聡史はいきなり突きつけられたその話に、正直迷いに迷っていた。
突然現れた魔界の住人と取引しろと言われても、この先何が起こるのか…これは夢かもしれないという思いまで込み上げてくる。
「迷う必要もないでしょうし、迷っている場合じゃないと思いますよ…このピンチでは…ね」
それもそうだ…今を何とか乗り切れるなら、悪魔にでも魂を売ろうではないか!聡史の決意は決まった。
「よ、よし。取引に応じよう」
「ありがとうございます。では、まずこの場を切り抜けましょう。

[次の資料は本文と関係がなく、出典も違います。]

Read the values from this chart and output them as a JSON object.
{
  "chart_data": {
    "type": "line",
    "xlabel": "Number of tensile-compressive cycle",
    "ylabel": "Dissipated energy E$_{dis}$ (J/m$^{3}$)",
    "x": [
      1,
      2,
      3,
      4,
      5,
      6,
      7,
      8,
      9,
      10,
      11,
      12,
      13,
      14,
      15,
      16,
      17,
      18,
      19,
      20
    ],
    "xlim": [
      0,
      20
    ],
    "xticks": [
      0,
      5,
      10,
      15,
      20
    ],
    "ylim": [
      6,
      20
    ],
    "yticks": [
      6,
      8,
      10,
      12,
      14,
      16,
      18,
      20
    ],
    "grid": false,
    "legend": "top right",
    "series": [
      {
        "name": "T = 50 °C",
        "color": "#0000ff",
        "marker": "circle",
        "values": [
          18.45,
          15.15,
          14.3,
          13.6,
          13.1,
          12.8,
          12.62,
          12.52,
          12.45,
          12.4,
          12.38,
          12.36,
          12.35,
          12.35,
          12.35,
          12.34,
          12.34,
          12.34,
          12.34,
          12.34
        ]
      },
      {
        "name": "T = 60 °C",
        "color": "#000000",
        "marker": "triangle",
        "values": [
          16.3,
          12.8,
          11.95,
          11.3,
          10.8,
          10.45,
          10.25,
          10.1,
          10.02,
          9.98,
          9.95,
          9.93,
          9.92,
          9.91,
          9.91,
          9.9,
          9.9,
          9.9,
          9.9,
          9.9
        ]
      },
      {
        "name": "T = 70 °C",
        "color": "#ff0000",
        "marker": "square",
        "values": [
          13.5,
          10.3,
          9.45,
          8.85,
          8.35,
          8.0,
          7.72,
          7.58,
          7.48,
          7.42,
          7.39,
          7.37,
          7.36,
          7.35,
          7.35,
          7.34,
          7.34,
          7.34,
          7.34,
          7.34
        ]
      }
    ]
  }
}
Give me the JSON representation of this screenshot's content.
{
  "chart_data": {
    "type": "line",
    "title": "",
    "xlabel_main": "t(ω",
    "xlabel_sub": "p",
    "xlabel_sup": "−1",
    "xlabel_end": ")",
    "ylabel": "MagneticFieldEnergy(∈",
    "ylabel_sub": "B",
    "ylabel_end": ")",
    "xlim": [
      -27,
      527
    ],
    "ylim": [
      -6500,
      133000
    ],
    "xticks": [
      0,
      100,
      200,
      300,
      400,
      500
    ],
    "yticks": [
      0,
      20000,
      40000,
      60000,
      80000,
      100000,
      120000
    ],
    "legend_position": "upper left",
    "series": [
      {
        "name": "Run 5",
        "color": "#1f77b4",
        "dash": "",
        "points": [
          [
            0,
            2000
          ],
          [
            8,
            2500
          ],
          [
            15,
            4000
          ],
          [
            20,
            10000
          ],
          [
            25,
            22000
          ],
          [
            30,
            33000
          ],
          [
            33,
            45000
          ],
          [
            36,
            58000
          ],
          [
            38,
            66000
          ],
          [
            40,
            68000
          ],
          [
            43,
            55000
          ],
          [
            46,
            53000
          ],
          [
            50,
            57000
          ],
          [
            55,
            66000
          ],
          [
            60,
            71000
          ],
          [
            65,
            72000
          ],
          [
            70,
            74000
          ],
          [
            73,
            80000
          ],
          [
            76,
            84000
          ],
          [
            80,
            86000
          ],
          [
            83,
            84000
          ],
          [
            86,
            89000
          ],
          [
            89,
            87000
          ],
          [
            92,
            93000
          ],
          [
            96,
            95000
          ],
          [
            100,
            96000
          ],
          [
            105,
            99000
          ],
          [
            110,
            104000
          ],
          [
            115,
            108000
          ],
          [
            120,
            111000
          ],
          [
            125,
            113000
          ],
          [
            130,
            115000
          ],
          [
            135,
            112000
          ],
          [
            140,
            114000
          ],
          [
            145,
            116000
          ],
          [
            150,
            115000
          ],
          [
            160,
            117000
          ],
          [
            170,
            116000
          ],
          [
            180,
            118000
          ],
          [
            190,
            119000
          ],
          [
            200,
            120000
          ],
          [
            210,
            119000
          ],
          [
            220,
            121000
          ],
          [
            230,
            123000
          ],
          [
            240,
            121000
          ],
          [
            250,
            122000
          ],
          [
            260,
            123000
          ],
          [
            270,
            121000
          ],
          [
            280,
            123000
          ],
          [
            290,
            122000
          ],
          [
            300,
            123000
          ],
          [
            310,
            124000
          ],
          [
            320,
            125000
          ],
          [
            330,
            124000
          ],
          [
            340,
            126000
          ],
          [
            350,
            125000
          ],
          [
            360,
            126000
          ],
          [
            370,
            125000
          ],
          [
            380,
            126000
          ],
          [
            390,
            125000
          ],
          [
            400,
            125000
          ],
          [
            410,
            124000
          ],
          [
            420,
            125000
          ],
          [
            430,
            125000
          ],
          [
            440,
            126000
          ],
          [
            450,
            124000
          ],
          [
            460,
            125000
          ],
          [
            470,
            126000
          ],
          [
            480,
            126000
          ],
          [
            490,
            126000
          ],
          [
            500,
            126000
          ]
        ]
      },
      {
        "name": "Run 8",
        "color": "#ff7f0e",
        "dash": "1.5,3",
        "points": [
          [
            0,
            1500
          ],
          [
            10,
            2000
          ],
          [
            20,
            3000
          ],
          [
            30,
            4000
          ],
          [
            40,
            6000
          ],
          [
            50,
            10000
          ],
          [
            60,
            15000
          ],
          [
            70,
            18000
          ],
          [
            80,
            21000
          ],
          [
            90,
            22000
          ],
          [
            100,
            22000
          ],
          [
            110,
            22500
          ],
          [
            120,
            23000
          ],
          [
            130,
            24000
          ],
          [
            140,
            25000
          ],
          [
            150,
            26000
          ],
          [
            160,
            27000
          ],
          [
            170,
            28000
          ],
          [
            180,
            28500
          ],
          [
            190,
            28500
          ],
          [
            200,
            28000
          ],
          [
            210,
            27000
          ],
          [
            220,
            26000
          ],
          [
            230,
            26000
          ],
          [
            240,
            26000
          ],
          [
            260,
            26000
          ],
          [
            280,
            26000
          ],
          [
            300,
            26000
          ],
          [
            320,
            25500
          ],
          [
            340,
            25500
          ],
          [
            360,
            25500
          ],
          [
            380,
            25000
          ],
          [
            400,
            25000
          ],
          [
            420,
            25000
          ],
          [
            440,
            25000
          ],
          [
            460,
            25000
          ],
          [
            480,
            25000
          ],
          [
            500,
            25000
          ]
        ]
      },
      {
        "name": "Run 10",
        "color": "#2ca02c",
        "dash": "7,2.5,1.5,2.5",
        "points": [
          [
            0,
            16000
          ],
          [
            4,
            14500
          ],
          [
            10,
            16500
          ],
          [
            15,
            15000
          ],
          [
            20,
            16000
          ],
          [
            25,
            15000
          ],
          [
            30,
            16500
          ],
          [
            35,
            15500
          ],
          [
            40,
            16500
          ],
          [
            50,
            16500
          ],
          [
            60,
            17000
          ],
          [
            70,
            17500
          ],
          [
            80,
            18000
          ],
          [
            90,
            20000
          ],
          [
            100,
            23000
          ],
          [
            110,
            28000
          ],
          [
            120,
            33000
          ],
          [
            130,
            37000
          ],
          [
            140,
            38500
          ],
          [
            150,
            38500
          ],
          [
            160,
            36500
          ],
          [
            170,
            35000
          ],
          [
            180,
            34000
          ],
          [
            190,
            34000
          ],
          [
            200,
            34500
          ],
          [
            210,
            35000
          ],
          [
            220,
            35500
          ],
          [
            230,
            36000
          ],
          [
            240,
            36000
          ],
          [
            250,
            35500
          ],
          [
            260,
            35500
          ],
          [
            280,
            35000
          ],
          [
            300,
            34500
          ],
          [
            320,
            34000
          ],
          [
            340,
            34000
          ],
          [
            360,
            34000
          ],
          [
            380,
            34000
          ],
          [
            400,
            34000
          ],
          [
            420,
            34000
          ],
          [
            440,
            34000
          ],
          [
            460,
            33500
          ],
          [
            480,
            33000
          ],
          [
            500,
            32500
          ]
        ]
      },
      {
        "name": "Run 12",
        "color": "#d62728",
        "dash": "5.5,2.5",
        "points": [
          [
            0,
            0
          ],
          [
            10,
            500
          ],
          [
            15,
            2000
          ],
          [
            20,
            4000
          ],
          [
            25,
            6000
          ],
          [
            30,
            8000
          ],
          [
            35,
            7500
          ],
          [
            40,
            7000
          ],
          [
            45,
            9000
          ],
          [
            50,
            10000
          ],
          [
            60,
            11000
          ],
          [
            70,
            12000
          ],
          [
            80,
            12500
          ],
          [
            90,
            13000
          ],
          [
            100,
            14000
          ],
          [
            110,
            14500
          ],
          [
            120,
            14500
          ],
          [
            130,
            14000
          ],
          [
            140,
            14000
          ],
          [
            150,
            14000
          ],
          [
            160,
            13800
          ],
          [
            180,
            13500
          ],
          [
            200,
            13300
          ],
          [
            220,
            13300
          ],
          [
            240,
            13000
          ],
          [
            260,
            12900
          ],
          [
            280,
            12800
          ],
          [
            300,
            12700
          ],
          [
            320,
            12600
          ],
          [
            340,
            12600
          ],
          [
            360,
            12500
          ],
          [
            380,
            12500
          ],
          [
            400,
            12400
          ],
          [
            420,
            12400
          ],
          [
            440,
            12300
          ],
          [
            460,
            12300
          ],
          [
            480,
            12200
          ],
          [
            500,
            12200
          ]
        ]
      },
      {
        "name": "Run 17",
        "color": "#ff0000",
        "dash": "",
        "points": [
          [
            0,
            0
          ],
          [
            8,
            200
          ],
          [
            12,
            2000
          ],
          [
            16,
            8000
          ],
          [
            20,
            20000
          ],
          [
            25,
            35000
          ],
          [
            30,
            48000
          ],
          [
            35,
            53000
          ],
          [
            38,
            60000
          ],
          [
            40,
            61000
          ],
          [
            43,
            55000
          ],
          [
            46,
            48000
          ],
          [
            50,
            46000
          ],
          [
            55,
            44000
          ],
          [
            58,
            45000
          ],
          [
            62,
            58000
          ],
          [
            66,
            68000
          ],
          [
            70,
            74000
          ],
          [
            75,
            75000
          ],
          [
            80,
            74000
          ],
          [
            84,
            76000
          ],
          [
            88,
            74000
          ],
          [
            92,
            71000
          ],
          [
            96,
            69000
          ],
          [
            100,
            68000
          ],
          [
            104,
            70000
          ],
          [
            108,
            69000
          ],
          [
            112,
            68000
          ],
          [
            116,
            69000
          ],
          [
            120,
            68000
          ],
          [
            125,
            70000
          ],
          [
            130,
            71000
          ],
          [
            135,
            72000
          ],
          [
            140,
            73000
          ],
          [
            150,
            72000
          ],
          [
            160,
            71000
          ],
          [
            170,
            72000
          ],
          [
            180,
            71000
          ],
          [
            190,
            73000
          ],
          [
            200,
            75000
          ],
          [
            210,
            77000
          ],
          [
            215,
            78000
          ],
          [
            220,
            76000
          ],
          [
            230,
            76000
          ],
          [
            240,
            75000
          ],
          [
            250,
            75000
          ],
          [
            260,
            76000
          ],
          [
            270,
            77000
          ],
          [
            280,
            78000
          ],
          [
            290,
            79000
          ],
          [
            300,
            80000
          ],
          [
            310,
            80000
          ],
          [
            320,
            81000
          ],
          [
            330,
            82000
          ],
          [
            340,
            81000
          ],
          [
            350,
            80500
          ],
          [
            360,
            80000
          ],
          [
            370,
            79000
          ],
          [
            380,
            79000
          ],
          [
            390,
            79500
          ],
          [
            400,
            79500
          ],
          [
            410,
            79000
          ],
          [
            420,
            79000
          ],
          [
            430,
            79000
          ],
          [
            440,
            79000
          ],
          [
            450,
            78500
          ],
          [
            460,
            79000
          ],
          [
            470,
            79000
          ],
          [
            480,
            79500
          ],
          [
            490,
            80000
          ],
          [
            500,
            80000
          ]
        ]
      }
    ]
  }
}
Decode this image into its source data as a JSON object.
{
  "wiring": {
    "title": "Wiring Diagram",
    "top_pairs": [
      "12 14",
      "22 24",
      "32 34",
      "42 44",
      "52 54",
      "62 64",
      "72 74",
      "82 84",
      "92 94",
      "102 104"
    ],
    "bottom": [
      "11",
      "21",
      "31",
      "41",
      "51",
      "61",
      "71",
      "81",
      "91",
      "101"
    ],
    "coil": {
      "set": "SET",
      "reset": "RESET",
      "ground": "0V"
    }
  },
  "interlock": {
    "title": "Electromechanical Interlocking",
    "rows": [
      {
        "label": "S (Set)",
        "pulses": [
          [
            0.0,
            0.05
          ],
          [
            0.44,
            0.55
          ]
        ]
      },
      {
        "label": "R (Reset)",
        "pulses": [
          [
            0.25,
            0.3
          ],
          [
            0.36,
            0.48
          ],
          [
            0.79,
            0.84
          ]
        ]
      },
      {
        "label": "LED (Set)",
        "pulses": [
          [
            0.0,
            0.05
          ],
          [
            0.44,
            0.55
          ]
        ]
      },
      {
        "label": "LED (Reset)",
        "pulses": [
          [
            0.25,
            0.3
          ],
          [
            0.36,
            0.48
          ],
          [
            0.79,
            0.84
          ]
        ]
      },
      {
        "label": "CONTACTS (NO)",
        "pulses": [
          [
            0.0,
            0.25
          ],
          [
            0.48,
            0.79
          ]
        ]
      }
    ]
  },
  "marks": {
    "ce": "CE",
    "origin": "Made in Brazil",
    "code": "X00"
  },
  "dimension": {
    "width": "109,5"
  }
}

その後でゆっくりとご相談をしましょうね」
そう言って、シルクは携帯を見つめたままで彫像のように固まっている女性客の頭に手をのせ、意味もわからない聞いたこともない言語のようなものをブツブツと唱えた。
直後…シルクの手がボーッっと怪しい緑色の光を放ったかと思うと、すぐに消えた。
「これで大丈夫でしょう。これから時間を戻しますが、この方はさっき起きたトラブルのことは一切記憶に残していませんので、ご安心下さいね。おいしいコーヒーを飲んで、トイレでスッキリして帰ろうとしているところです。時間を戻した後も、私はここに立っていますが、魔界の結界内におりますので、この方には私のことが見えません。いいですね?」
「あ、ああ…」
聡史は今だ半信半疑であったが、胸を不安で高鳴らせながら時間が戻る瞬間を待つしかなかった。

……………。

「あ、マスターさん、こんな時間まですみませんでしたぁ。でも、このお店、すごく雰囲気よくて気に入りましたよー。また来ますね!」
「え!?…あ、あ…ハハ…はいはい、是非またお越しくださいね…」
先ほどの怒りの剣幕とはまるで正反対の態度に、危機回避からの安堵と奇跡への驚きでしどろもどろになりながらも、何とかその女性客を見送った。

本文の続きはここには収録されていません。